The prospect of a victory for Zimbabwean President Robert Mugabe in an election rejected by his main challenger as a sham threatens to derail an economy that was emerging from a decade-long recession.
Mugabe, 89, has led the southern African nation for 33 years, the past four of them in a fractious coalition with the Movement for Democratic Change, led by Morgan Tsvangirai. As president, he has passed laws that compel foreign-owned companies, including miners such as Impala Platinum Holdings Ltd., to cede majority stakes to black Zimbabweans or the government.
Under the coalition government, imposed on Mugabe by the 15-nation Southern African Development Community in 2009 after disputed elections, MDC-appointed ministers abolished the national currency in favor of the use of currencies including the dollar, cut the inflation rate to 1.9 percent from the 500 billion percent estimated by the International Monetary Fund and oversaw four consecutive years of economic growth. The economy shrank 39 percent in the eight years prior to the power-sharing government after Mugabe authorized the seizing of white-owned farms for redistribution to black subsistence farmers.
“The country is back to square one,” Nhlahla Mpofu, an economist at investment group 4Cast Research, said in a phone interview yesterday from Bulawayo, Zimbabwe’s second-biggest city. “The country is not going to have foreign direct investment.”
The country’s benchmark stock index fell for the first day in six, declining 0.8 percent to 231.21 points.
Mugabe’s campaign pledges included plans to enforce a program, known as indigenization, to compel foreign-owned companies to cede 51 percent stakes. That would give Zimbabweans control of the local units of banks such as Barclays Plc and Standard Chartered Plc. He also plans to reintroduce the local currency, which fueled hyper-inflation after the central bank printed the currency to meet expenses.
Justice Minister Patrick Chinamasa, a senior member of Zanu-PF, told reporters today in the capital, Harare, that the multi-currency system will continue as it’s been beneficial for the country.
Tsvangirai, who is prime minister in the coalition government, said yesterday his party views the July 31 election as “null and void” because of alleged widespread voter fraud and warned the results may threaten stability. Results released gave Zanu-PF 137 of the 210 elected seats in parliament and the MDC 48 seats. No results for the presidential vote have been released yet.
Thousands of Zimbabweans were turned away from voting sites because they weren’t on the electoral roll, voters were bussed to cast ballots outside their home areas and the election process was controlled by the security forces, Tsvangirai told reporters in Harare.
The Zimbabwe Election Support Network, one of the nation’s biggest domestic observer missions with 7,000 monitors, said in a statement yesterday that the credibility of the vote was “seriously compromised,” with as many as 1 million urban voters unable to cast ballots.
Observer missions from the African Union and SADC today described the polls as peaceful and free.

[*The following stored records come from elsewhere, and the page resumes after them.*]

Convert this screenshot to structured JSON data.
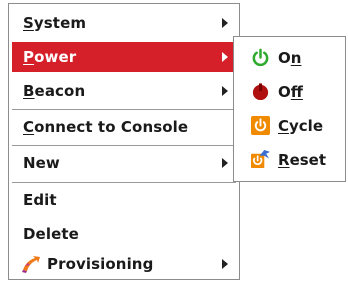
{
  "menu": {
    "items": [
      {
        "u": "S",
        "rest": "ystem",
        "submenu": true
      },
      {
        "u": "P",
        "rest": "ower",
        "submenu": true,
        "highlighted": true
      },
      {
        "u": "B",
        "rest": "eacon",
        "submenu": true
      },
      {
        "u": "C",
        "rest": "onnect to Console",
        "submenu": false
      },
      {
        "u": "",
        "rest": "New",
        "submenu": true
      },
      {
        "u": "",
        "rest": "Edit",
        "submenu": false
      },
      {
        "u": "",
        "rest": "Delete",
        "submenu": false
      },
      {
        "u": "",
        "rest": "Provisioning",
        "submenu": true,
        "icon": "provisioning-icon"
      }
    ]
  },
  "power_submenu": {
    "items": [
      {
        "pre": "O",
        "u": "n",
        "post": "",
        "icon": "power-on-icon"
      },
      {
        "pre": "O",
        "u": "f",
        "post": "f",
        "icon": "power-off-icon"
      },
      {
        "pre": "",
        "u": "C",
        "post": "ycle",
        "icon": "power-cycle-icon"
      },
      {
        "pre": "",
        "u": "R",
        "post": "eset",
        "icon": "reset-icon"
      }
    ]
  },
  "colors": {
    "highlight": "#d5202a",
    "power_on": "#2eaa2e",
    "power_off": "#b01010",
    "cycle": "#f08a00"
  }
}
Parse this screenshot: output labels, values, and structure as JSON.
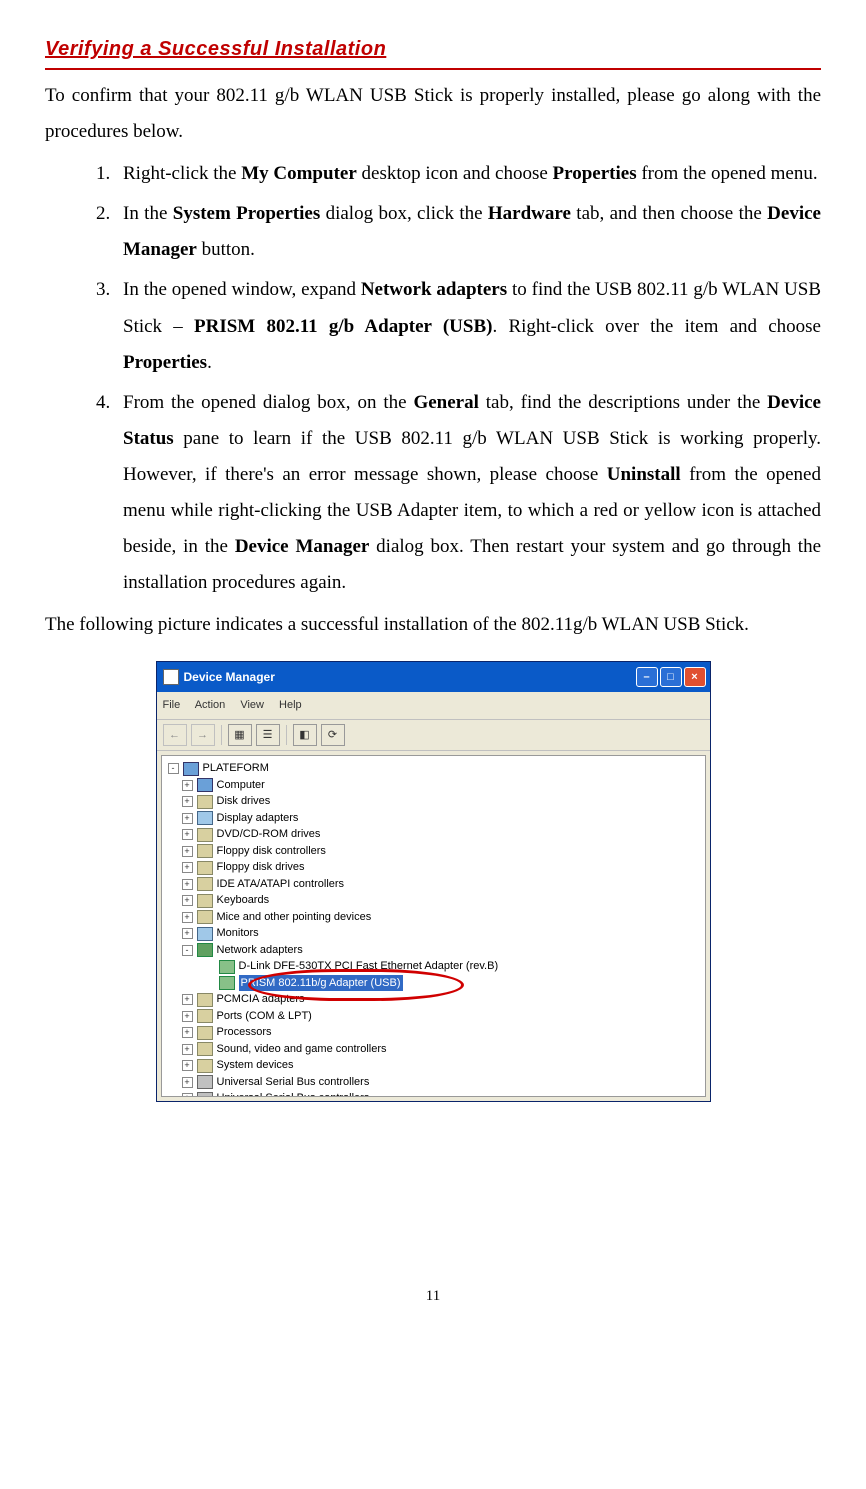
{
  "heading": "Verifying a Successful Installation",
  "intro": "To confirm that your 802.11 g/b WLAN USB Stick is properly installed, please go along with the procedures below.",
  "steps": [
    {
      "pre1": "Right-click the ",
      "b1": "My Computer",
      "mid1": " desktop icon and choose ",
      "b2": "Properties",
      "post1": " from the opened menu."
    },
    {
      "pre1": "In the ",
      "b1": "System Properties",
      "mid1": " dialog box, click the ",
      "b2": "Hardware",
      "mid2": " tab, and then choose the ",
      "b3": "Device Manager",
      "post1": " button."
    },
    {
      "pre1": "In the opened window, expand ",
      "b1": "Network adapters",
      "mid1": " to find the USB 802.11 g/b WLAN USB Stick – ",
      "b2": "PRISM 802.11 g/b Adapter (USB)",
      "mid2": ". Right-click over the item and choose ",
      "b3": "Properties",
      "post1": "."
    },
    {
      "pre1": "From the opened dialog box, on the ",
      "b1": "General",
      "mid1": " tab, find the descriptions under the ",
      "b2": "Device Status",
      "mid2": " pane to learn if the USB 802.11 g/b WLAN USB Stick is working properly. However, if there's an error message shown, please choose ",
      "b3": "Uninstall",
      "mid3": " from the opened menu while right-clicking the USB Adapter item, to which a red or yellow icon is attached beside, in the ",
      "b4": "Device Manager",
      "post1": " dialog box. Then restart your system and go through the installation procedures again."
    }
  ],
  "closing": "The following picture indicates a successful installation of the 802.11g/b WLAN USB Stick.",
  "device_manager": {
    "title": "Device Manager",
    "menus": [
      "File",
      "Action",
      "View",
      "Help"
    ],
    "root": "PLATEFORM",
    "items": [
      {
        "label": "Computer",
        "icon": "computer",
        "exp": "+"
      },
      {
        "label": "Disk drives",
        "icon": "device",
        "exp": "+"
      },
      {
        "label": "Display adapters",
        "icon": "monitor",
        "exp": "+"
      },
      {
        "label": "DVD/CD-ROM drives",
        "icon": "device",
        "exp": "+"
      },
      {
        "label": "Floppy disk controllers",
        "icon": "device",
        "exp": "+"
      },
      {
        "label": "Floppy disk drives",
        "icon": "device",
        "exp": "+"
      },
      {
        "label": "IDE ATA/ATAPI controllers",
        "icon": "device",
        "exp": "+"
      },
      {
        "label": "Keyboards",
        "icon": "device",
        "exp": "+"
      },
      {
        "label": "Mice and other pointing devices",
        "icon": "device",
        "exp": "+"
      },
      {
        "label": "Monitors",
        "icon": "monitor",
        "exp": "+"
      },
      {
        "label": "Network adapters",
        "icon": "net",
        "exp": "-",
        "children": [
          {
            "label": "D-Link DFE-530TX PCI Fast Ethernet Adapter (rev.B)",
            "icon": "card"
          },
          {
            "label": "PRISM 802.11b/g Adapter (USB)",
            "icon": "card",
            "selected": true
          }
        ]
      },
      {
        "label": "PCMCIA adapters",
        "icon": "device",
        "exp": "+"
      },
      {
        "label": "Ports (COM & LPT)",
        "icon": "device",
        "exp": "+"
      },
      {
        "label": "Processors",
        "icon": "device",
        "exp": "+"
      },
      {
        "label": "Sound, video and game controllers",
        "icon": "device",
        "exp": "+"
      },
      {
        "label": "System devices",
        "icon": "device",
        "exp": "+"
      },
      {
        "label": "Universal Serial Bus controllers",
        "icon": "usb",
        "exp": "+"
      },
      {
        "label": "Universal Serial Bus controllers",
        "icon": "usb",
        "exp": "+"
      }
    ]
  },
  "page_number": "11"
}
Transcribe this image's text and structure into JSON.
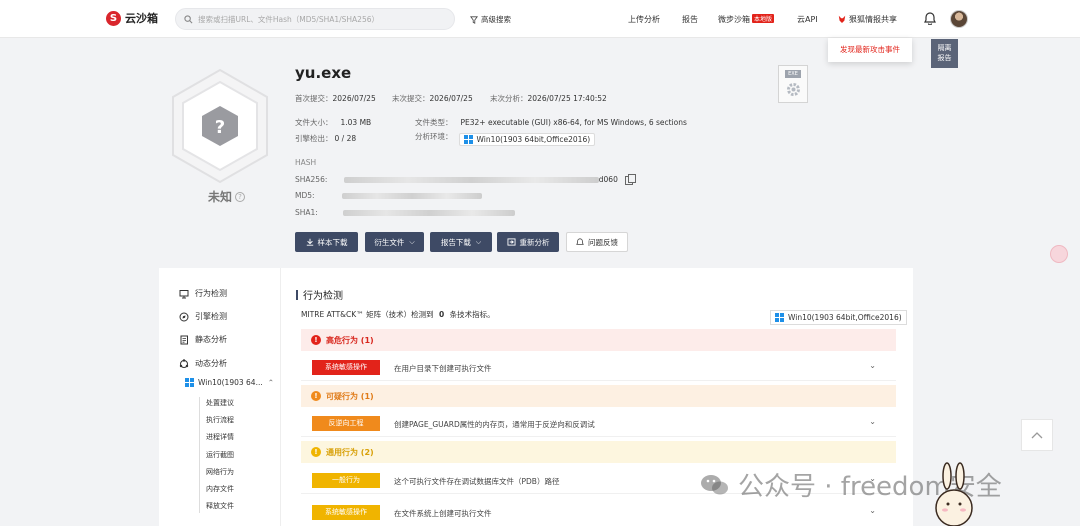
{
  "header": {
    "logo_text": "云沙箱",
    "logo_mark": "S",
    "search_placeholder": "搜索或扫描URL、文件Hash（MD5/SHA1/SHA256）",
    "advanced_search": "高级搜索",
    "nav": [
      "上传分析",
      "报告",
      "微步沙箱",
      "云API",
      "狠狐情报共享"
    ],
    "local_tag": "本地版",
    "popup": "发现最新攻击事件",
    "isolate": [
      "隔离",
      "报告"
    ]
  },
  "summary": {
    "verdict": "未知",
    "hex_symbol": "?",
    "file_name": "yu.exe",
    "first_submit_label": "首次提交：",
    "first_submit": "2026/07/25",
    "last_submit_label": "末次提交：",
    "last_submit": "2026/07/25",
    "last_analysis_label": "末次分析：",
    "last_analysis": "2026/07/25 17:40:52",
    "size_label": "文件大小：",
    "size": "1.03 MB",
    "type_label": "文件类型：",
    "type": "PE32+ executable (GUI) x86-64, for MS Windows, 6 sections",
    "engine_label": "引擎检出：",
    "engine": "0 / 28",
    "env_label": "分析环境：",
    "env": "Win10(1903 64bit,Office2016)",
    "hash_title": "HASH",
    "sha256_label": "SHA256:",
    "sha256_tail": "d060",
    "md5_label": "MD5:",
    "sha1_label": "SHA1:",
    "exe_icon_label": "EXE"
  },
  "actions": {
    "download": "样本下载",
    "derived": "衍生文件",
    "report": "报告下载",
    "reanalyze": "重新分析",
    "feedback": "问题反馈"
  },
  "sidebar": {
    "items": [
      "行为检测",
      "引擎检测",
      "静态分析",
      "动态分析"
    ],
    "env": "Win10(1903 64...",
    "tree": [
      "处置建议",
      "执行流程",
      "进程详情",
      "运行截图",
      "网络行为",
      "内存文件",
      "释放文件"
    ]
  },
  "main": {
    "title": "行为检测",
    "mitre_prefix": "MITRE ATT&CK™ 矩阵（技术）检测到",
    "mitre_count": "0",
    "mitre_suffix": "条技术指标。",
    "env": "Win10(1903 64bit,Office2016)",
    "sections": [
      {
        "title": "高危行为 (1)",
        "rows": [
          {
            "tag": "系统敏感操作",
            "desc": "在用户目录下创建可执行文件"
          }
        ]
      },
      {
        "title": "可疑行为 (1)",
        "rows": [
          {
            "tag": "反逆向工程",
            "desc": "创建PAGE_GUARD属性的内存页，通常用于反逆向和反调试"
          }
        ]
      },
      {
        "title": "通用行为 (2)",
        "rows": [
          {
            "tag": "一般行为",
            "desc": "这个可执行文件存在调试数据库文件（PDB）路径"
          },
          {
            "tag": "系统敏感操作",
            "desc": "在文件系统上创建可执行文件"
          }
        ]
      }
    ]
  },
  "watermark": "公众号 · freedom安全",
  "colors": {
    "brand": "#d9262c",
    "button": "#3e4a65",
    "high": "#e2231a",
    "suspicious": "#f08a1c",
    "general": "#f0b400"
  }
}
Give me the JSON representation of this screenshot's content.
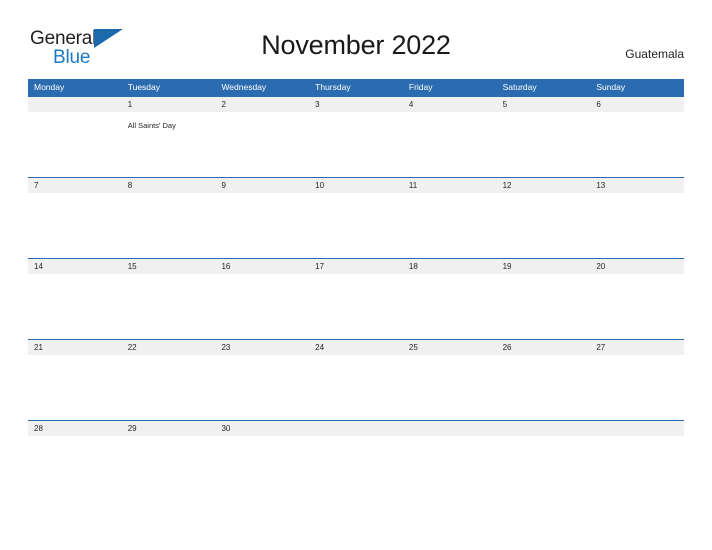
{
  "brand": {
    "name_top": "General",
    "name_bottom": "Blue",
    "flag_icon": "blue-triangle-flag-icon",
    "color_top": "#231f20",
    "color_bottom": "#1b7ac4"
  },
  "header": {
    "title": "November 2022",
    "country": "Guatemala"
  },
  "colors": {
    "header_blue": "#2b6cb0",
    "row_divider_blue": "#2b6cb0",
    "date_band_gray": "#f0f0f0",
    "text_dark": "#231f20",
    "page_background": "#ffffff"
  },
  "calendar": {
    "month": "November",
    "year": "2022",
    "weekday_headers": [
      "Monday",
      "Tuesday",
      "Wednesday",
      "Thursday",
      "Friday",
      "Saturday",
      "Sunday"
    ],
    "weeks": [
      {
        "days": [
          {
            "date": "",
            "event": ""
          },
          {
            "date": "1",
            "event": "All Saints' Day"
          },
          {
            "date": "2",
            "event": ""
          },
          {
            "date": "3",
            "event": ""
          },
          {
            "date": "4",
            "event": ""
          },
          {
            "date": "5",
            "event": ""
          },
          {
            "date": "6",
            "event": ""
          }
        ]
      },
      {
        "days": [
          {
            "date": "7",
            "event": ""
          },
          {
            "date": "8",
            "event": ""
          },
          {
            "date": "9",
            "event": ""
          },
          {
            "date": "10",
            "event": ""
          },
          {
            "date": "11",
            "event": ""
          },
          {
            "date": "12",
            "event": ""
          },
          {
            "date": "13",
            "event": ""
          }
        ]
      },
      {
        "days": [
          {
            "date": "14",
            "event": ""
          },
          {
            "date": "15",
            "event": ""
          },
          {
            "date": "16",
            "event": ""
          },
          {
            "date": "17",
            "event": ""
          },
          {
            "date": "18",
            "event": ""
          },
          {
            "date": "19",
            "event": ""
          },
          {
            "date": "20",
            "event": ""
          }
        ]
      },
      {
        "days": [
          {
            "date": "21",
            "event": ""
          },
          {
            "date": "22",
            "event": ""
          },
          {
            "date": "23",
            "event": ""
          },
          {
            "date": "24",
            "event": ""
          },
          {
            "date": "25",
            "event": ""
          },
          {
            "date": "26",
            "event": ""
          },
          {
            "date": "27",
            "event": ""
          }
        ]
      },
      {
        "days": [
          {
            "date": "28",
            "event": ""
          },
          {
            "date": "29",
            "event": ""
          },
          {
            "date": "30",
            "event": ""
          },
          {
            "date": "",
            "event": ""
          },
          {
            "date": "",
            "event": ""
          },
          {
            "date": "",
            "event": ""
          },
          {
            "date": "",
            "event": ""
          }
        ]
      }
    ]
  }
}
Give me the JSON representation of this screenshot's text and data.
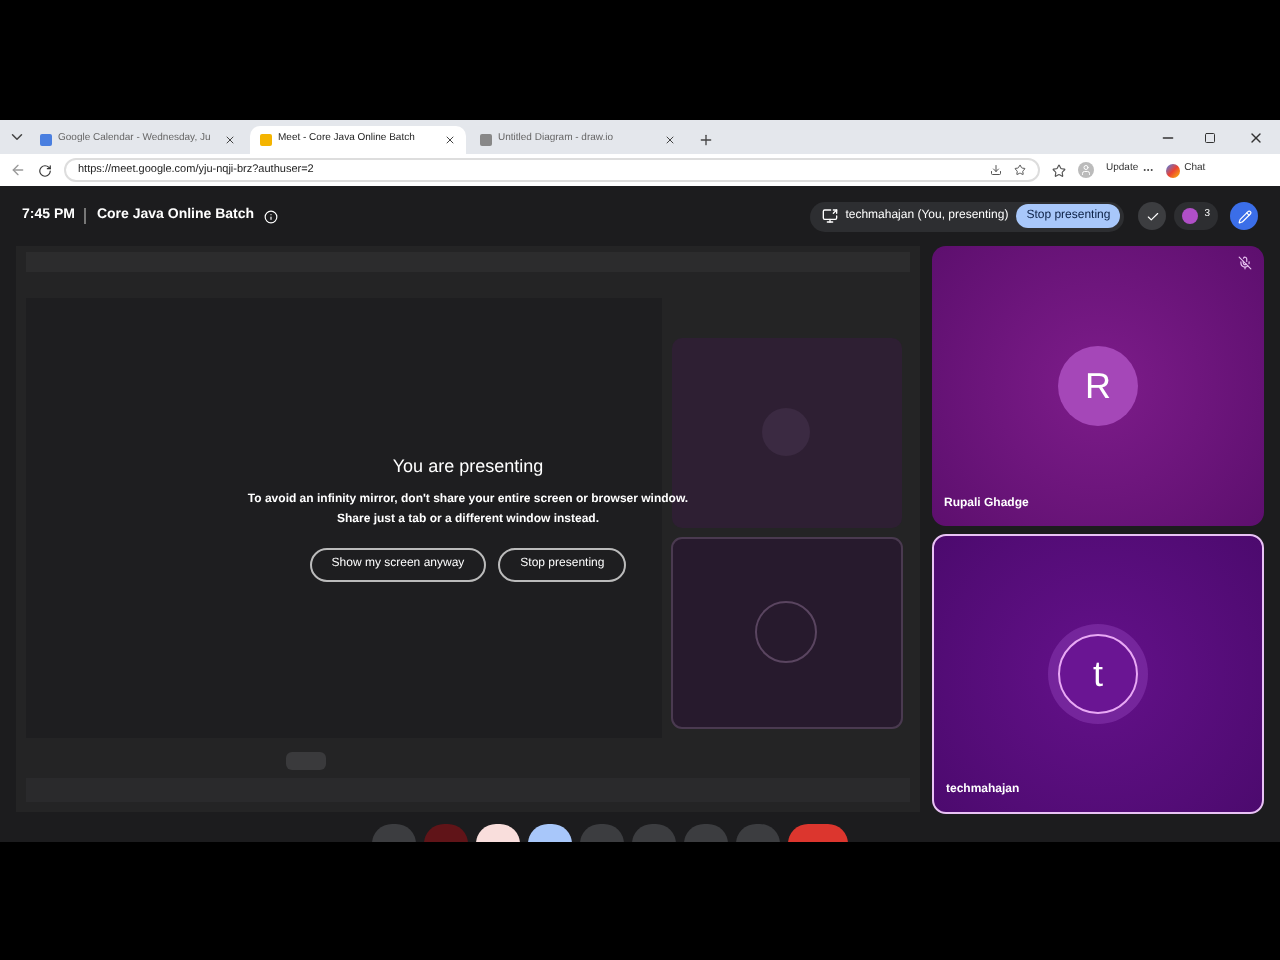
{
  "browser": {
    "tabs": [
      {
        "title": "Google Calendar - Wednesday, Ju",
        "selected": false
      },
      {
        "title": "Meet - Core Java Online Batch",
        "selected": true
      },
      {
        "title": "Untitled Diagram - draw.io",
        "selected": false
      }
    ],
    "url": "https://meet.google.com/yju-nqji-brz?authuser=2",
    "update_label": "Update",
    "chat_label": "Chat"
  },
  "meeting": {
    "time": "7:45 PM",
    "title": "Core Java Online Batch",
    "presenter_label": "techmahajan (You, presenting)",
    "stop_button": "Stop presenting",
    "participant_count": "3"
  },
  "presenting_notice": {
    "heading": "You are presenting",
    "message": "To avoid an infinity mirror, don't share your entire screen or browser window.",
    "message_2": "Share just a tab or a different window instead.",
    "buttons": [
      "Show my screen anyway",
      "Stop presenting"
    ]
  },
  "participants": [
    {
      "name": "Rupali Ghadge",
      "initial": "R",
      "muted": true,
      "active": false
    },
    {
      "name": "techmahajan",
      "initial": "t",
      "muted": false,
      "active": true
    }
  ]
}
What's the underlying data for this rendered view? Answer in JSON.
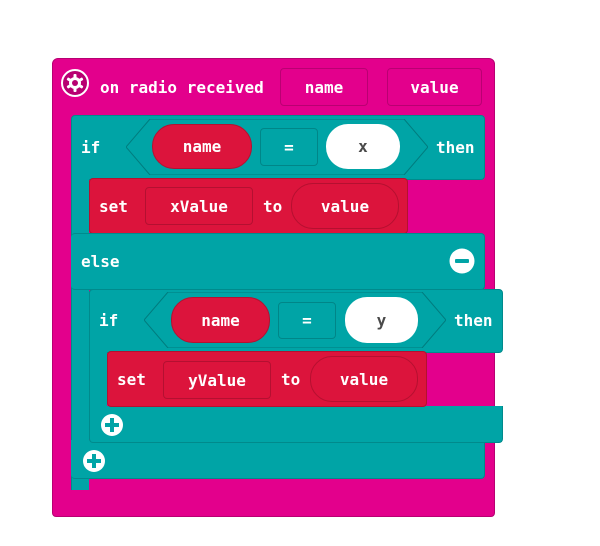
{
  "colors": {
    "event": "#E3008C",
    "logic": "#00A4A6",
    "variable": "#DC143C",
    "white": "#FFFFFF",
    "dark_text": "#4A4A4A"
  },
  "event_block": {
    "icon": "gear-icon",
    "label": "on radio received",
    "param_name": "name",
    "param_value": "value"
  },
  "if_block": {
    "if_label": "if",
    "condition": {
      "left": "name",
      "operator": "=",
      "right": "x"
    },
    "then_label": "then",
    "statement": {
      "set_label": "set",
      "variable": "xValue",
      "to_label": "to",
      "value": "value"
    },
    "else_label": "else",
    "remove_else_icon": "minus-circle-icon",
    "add_icon": "plus-circle-icon"
  },
  "inner_if_block": {
    "if_label": "if",
    "condition": {
      "left": "name",
      "operator": "=",
      "right": "y"
    },
    "then_label": "then",
    "statement": {
      "set_label": "set",
      "variable": "yValue",
      "to_label": "to",
      "value": "value"
    },
    "add_icon": "plus-circle-icon"
  }
}
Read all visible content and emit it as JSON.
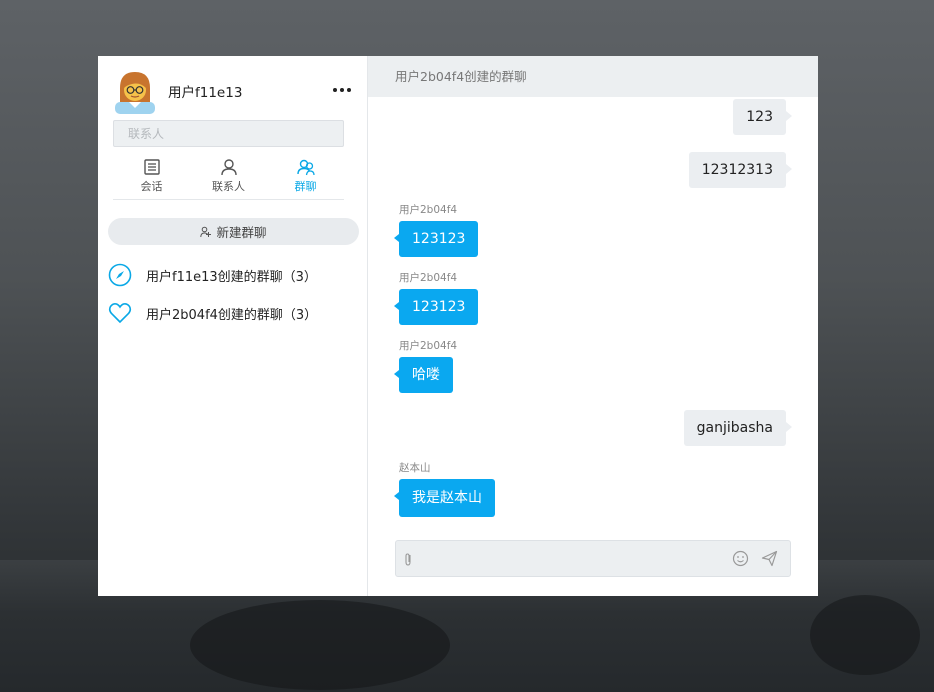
{
  "profile": {
    "username": "用户f11e13"
  },
  "search": {
    "placeholder": "联系人"
  },
  "tabs": [
    {
      "label": "会话",
      "icon": "conversation-icon",
      "active": false
    },
    {
      "label": "联系人",
      "icon": "contact-icon",
      "active": false
    },
    {
      "label": "群聊",
      "icon": "group-chat-icon",
      "active": true
    }
  ],
  "new_group": {
    "label": "新建群聊",
    "icon": "add-group-icon"
  },
  "groups": [
    {
      "name": "用户f11e13创建的群聊（3）",
      "icon": "compass-icon"
    },
    {
      "name": "用户2b04f4创建的群聊（3）",
      "icon": "heart-icon"
    }
  ],
  "chat": {
    "title": "用户2b04f4创建的群聊",
    "messages": [
      {
        "from_me": true,
        "sender": "",
        "text": "123"
      },
      {
        "from_me": true,
        "sender": "",
        "text": "12312313"
      },
      {
        "from_me": false,
        "sender": "用户2b04f4",
        "text": "123123"
      },
      {
        "from_me": false,
        "sender": "用户2b04f4",
        "text": "123123"
      },
      {
        "from_me": false,
        "sender": "用户2b04f4",
        "text": "哈喽"
      },
      {
        "from_me": true,
        "sender": "",
        "text": "ganjibasha"
      },
      {
        "from_me": false,
        "sender": "赵本山",
        "text": "我是赵本山"
      }
    ]
  },
  "input": {
    "placeholder": "",
    "value": "",
    "icons": [
      "attach-icon",
      "emoji-icon",
      "send-icon"
    ]
  },
  "colors": {
    "accent": "#0aa8f0",
    "my_bubble": "#ebeef1",
    "header_bg": "#eceff1"
  }
}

“The prospects of a clean and credible and legitimate election smoothing the way for a sustained economic rebound is evaporating rapidly,” Iraj Abedian, chief executive officer at Johannesburg-based Pan-African Investment and Research Services, said in a phone interview. “Zimbabwe faces the prospect of falling into another period of volatile economic and financial markets.”
Tsvangirai and the MDC challenged Mugabe and his party in four elections between 2000 and 2008, all of which were marred by violence and irregularities, according to most observers, including the European Union and the U.S., which imposed travel bans and asset freezes on Mugabe and his closest allies. Some of the sanctions were lifted in March after the nation had a peaceful referendum on a new constitution.
Zimbabwe faces power shortages, crumbling infrastructure and rampant poverty, with the IMF estimating annual per-capita income, adjusted for currency variations, in a nation of 13.1 million at $589, the lowest in sub-Saharan Africa after the Democratic Republic of Congo.
Economic growth is set to slow to 3.4 percent this year, from 5 percent in 2012 after commodity prices fell, according to Finance Minister Tendai Biti, who is also secretary-general of the MDC. Zimbabwe has the world’s second-biggest platinum and chrome reserves after South Africa as well as deposits of diamonds, iron-ore, gold and coal.
“Mugabe cheated,” Paradzai Malaya, a 30-year-old father of one who sells mobile-phone credit on the side of a road in the Harare suburb of Marlborough, said in an interview today. “Things will fall down. I don’t think that man can lead this country. The economy will suffer.”
Investor sentiment may be further undermined if Mugabe follows through with plans to more rigorously implement his indigenization law, which has affected companies including Anglo American Platinum Ltd., Rio Tinto Plc and Aquarius Platinum Ltd. Earlier this year he said that the government should not pay for its stakes, contradicting agreements already in place.
Impala, Aquarius and Anglo American Platinum declined to comment on the outcome of the elections.
“It’s going to be very difficult to fund further expansion” in Zimbabwe, Mark Bryson, a platinum analyst at Avior Research said by phone from Johannesburg yesterday. “There is a very slippery slope these guys are traveling on. It doesn’t look positive.”